A new play exploring the controversy surrounding Austrian writer Peter Handke’s Nobel Prize win and what it says about artistic responsibility opens in Kosovo this week. Borisav Matic talked to the cast and creative team.
Imagine this. The year is 2045 and the Swedish Academy is shaken by a scandal – they have given the Nobel Prize in literature to an Austrian writer who publicly supported Vladimir Putin, gave a eulogy at his funeral and claimed during the Russia-Ukraine war that the “Ukrainian Nazis in power” were murdering their own civilians while falsely attributing the atrocities to the Russian military.
In light of the Academy’s controversial decision, many cultural workers and politicians defend the writer, saying that his support for Putin is just a brief deviation in his life and work and that his novels will be remembered for their “pure aesthetic beauty” and “tender introspective inquires of the depth of his soul.” One member of the Swedish Academy notes that the writer will be remembered “just like Beckett, as one of the obvious choices the Swedish Academy ever made.”
If this seems far-fetched, think again. In 2018, the author and playwright Peter Handke –a vocal supporter of Slobodan Milošević and a denier of war crimes committed by Serbia in the 1990s –won the Nobel Prize for literature. Cultural figures across the political spectrum – from hardcore conservatives to radical leftists like Elfriede Jelinek – supported the decision and praised Handke.
This controversy is the starting point of The Handke Project, a show that Kosvo’s Qendra Multimedia is developing with a pan-European artistic team. The show will premiere at the Oda Theatre in Prishtina on 3rd June and tour Europe during summer and autumn. The show aims to use Handke as a case study to critically analyze the relationship between artistic freedom and social responsibility.

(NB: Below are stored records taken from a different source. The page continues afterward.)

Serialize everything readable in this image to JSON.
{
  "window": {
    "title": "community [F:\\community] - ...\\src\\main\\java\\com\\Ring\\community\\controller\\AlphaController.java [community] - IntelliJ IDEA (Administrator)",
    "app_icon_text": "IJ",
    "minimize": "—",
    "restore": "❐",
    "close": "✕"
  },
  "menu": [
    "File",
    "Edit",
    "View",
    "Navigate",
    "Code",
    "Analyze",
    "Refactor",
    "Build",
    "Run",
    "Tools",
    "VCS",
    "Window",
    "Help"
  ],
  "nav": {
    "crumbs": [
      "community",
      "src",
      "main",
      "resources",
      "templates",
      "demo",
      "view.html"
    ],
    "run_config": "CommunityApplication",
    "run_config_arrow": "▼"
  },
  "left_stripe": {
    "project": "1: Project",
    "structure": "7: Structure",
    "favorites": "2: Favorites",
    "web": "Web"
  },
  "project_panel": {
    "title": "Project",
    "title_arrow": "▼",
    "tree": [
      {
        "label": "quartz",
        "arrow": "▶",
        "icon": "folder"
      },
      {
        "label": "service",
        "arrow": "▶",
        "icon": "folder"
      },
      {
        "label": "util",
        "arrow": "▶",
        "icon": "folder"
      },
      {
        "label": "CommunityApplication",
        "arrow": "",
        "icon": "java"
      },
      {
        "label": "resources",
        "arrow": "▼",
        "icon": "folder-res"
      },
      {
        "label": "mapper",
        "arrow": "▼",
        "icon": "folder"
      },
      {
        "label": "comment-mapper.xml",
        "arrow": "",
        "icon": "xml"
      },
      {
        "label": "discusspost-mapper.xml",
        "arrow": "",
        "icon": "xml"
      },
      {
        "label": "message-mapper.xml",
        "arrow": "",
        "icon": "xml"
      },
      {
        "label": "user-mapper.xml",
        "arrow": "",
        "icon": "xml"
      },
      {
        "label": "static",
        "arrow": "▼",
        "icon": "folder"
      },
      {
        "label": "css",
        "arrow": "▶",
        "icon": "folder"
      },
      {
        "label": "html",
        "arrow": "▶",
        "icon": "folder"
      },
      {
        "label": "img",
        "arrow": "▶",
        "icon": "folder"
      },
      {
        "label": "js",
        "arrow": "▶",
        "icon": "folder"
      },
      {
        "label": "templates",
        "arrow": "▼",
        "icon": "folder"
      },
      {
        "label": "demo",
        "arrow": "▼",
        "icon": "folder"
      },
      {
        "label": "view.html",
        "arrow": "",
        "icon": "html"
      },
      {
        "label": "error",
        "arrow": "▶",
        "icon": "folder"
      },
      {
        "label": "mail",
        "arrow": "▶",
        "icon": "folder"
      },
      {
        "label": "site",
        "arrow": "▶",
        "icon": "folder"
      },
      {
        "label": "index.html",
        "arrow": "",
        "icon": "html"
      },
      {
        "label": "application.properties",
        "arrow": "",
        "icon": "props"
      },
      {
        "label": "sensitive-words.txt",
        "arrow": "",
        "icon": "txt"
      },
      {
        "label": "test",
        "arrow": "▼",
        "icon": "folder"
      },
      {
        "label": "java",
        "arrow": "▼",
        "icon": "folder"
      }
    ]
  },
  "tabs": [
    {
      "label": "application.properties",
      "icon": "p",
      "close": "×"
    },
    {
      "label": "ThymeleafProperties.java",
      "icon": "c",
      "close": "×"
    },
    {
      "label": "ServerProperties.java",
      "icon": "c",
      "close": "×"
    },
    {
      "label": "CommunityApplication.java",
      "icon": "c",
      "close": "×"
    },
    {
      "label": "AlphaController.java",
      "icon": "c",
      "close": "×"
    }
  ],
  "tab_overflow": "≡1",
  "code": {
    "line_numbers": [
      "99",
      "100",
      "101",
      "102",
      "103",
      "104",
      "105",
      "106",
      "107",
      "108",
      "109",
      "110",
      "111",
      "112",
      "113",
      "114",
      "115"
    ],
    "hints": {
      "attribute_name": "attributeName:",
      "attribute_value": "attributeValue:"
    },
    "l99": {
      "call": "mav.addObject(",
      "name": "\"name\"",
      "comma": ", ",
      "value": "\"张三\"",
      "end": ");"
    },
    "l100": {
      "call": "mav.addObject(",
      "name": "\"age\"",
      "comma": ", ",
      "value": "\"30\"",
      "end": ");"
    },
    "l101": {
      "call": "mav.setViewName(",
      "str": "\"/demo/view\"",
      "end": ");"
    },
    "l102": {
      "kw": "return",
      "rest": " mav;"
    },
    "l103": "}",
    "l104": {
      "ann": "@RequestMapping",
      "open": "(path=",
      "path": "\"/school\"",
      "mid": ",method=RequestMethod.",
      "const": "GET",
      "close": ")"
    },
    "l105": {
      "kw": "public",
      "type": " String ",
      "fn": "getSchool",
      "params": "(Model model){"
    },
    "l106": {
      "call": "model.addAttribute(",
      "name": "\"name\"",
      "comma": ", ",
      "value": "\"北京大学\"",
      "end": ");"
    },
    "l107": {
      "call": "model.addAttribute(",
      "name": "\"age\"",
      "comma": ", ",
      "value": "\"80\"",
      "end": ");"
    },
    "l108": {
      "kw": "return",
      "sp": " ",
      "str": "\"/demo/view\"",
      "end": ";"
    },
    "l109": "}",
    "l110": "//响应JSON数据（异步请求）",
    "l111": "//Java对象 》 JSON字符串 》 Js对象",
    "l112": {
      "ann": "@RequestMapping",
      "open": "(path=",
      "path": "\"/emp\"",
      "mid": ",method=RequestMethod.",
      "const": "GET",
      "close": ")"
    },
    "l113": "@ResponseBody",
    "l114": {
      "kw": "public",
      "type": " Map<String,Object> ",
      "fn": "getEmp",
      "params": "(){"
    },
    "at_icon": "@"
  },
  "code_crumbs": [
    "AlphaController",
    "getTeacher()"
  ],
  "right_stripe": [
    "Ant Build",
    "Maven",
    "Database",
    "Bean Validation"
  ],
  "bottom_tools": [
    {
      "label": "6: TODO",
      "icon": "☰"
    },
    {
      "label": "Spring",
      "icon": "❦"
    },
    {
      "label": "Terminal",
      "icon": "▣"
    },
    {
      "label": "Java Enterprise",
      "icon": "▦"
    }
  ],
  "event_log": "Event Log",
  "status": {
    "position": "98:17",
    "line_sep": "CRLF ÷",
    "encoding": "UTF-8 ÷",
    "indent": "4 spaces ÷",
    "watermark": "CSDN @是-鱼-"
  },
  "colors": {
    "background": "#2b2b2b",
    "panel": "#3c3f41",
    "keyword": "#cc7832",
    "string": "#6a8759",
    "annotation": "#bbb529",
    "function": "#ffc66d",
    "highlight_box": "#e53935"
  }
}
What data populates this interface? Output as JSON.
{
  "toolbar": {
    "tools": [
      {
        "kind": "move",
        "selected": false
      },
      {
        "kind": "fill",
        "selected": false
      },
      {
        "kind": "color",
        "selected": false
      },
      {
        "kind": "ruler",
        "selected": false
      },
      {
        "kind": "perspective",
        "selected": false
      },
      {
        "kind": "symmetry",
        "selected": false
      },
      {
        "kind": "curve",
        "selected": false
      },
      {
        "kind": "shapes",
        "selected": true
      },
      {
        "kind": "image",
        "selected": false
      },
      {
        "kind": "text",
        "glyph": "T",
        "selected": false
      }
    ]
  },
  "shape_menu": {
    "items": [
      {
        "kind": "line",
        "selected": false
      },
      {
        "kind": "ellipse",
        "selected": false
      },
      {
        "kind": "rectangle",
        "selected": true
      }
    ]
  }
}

Jeton Neziraj is the author of the play, while Blerta Neziraj is directing the show. Both of them are acclaimed in their respective fields – playwriting and theatre directing, respectively – but they are also life partners and often work together. They note that they are using the controversy around Handke’s Nobel “as a jumping-off point to explore how art is appreciated and promoted when it crosses the boundaries of basic decency, humanism or ethics. Can we create art without being insensitive? Can we separate the art from the artist? Can art be immune from the social and political worldview of the artist? These are among the important questions that we are asking through this performance.”
Peter Handke came to literary prominence in the 1960s as a writer of provocative and absurdist plays that broke theatre conventions. He later became famous for his works that explore the limitations of language and thus of the human experience. He then started writing novels in a deeply personal tone where a narrator is intertwined with the author, at least in an autofictional if not in an autobiographical way. Proponents of Handke argue that these are the qualities that make his work worthy of the Nobel and that his unapologetic support of Milošević and other Serbian war criminals should be seen separately from his literature.
Ejla Bavčić, an actress and ensemble member of the National Theatre Sarajevo who’s performing in The Handke Project, says that she read two of Handke’s books and that she finds his literature unappealing. She keeps that fact separate from his reactionary political views. For her, the Handke conundrum comes down to the question of basic values and how much we are willing to justify inhumanity for the sake of someone’s political interest. “Even if I liked him as a writer, I would think that what you are as a human, and then as an artist, unravels yourself and show who you really are at some point in your life,” Bavčić notes.
But the claim that Handke’s literary work is separate from his political views is complicated by another fact. Six months after Ratko Mladić’s military committed genocide in Srebrenica, killing more than eight thousand Bosniak men and boys, Peter Handke went on a journey through Serbia aiming to prove that the country is wrongfully portrayed by the West as a perpetrator of war crimes. His experience from the trip was published in the book A Journey to the Rivers: Justice for Serbia, a publication that – described in contemporary journalistic language – reads like a fiery long-form opinion piece with no fact-checking.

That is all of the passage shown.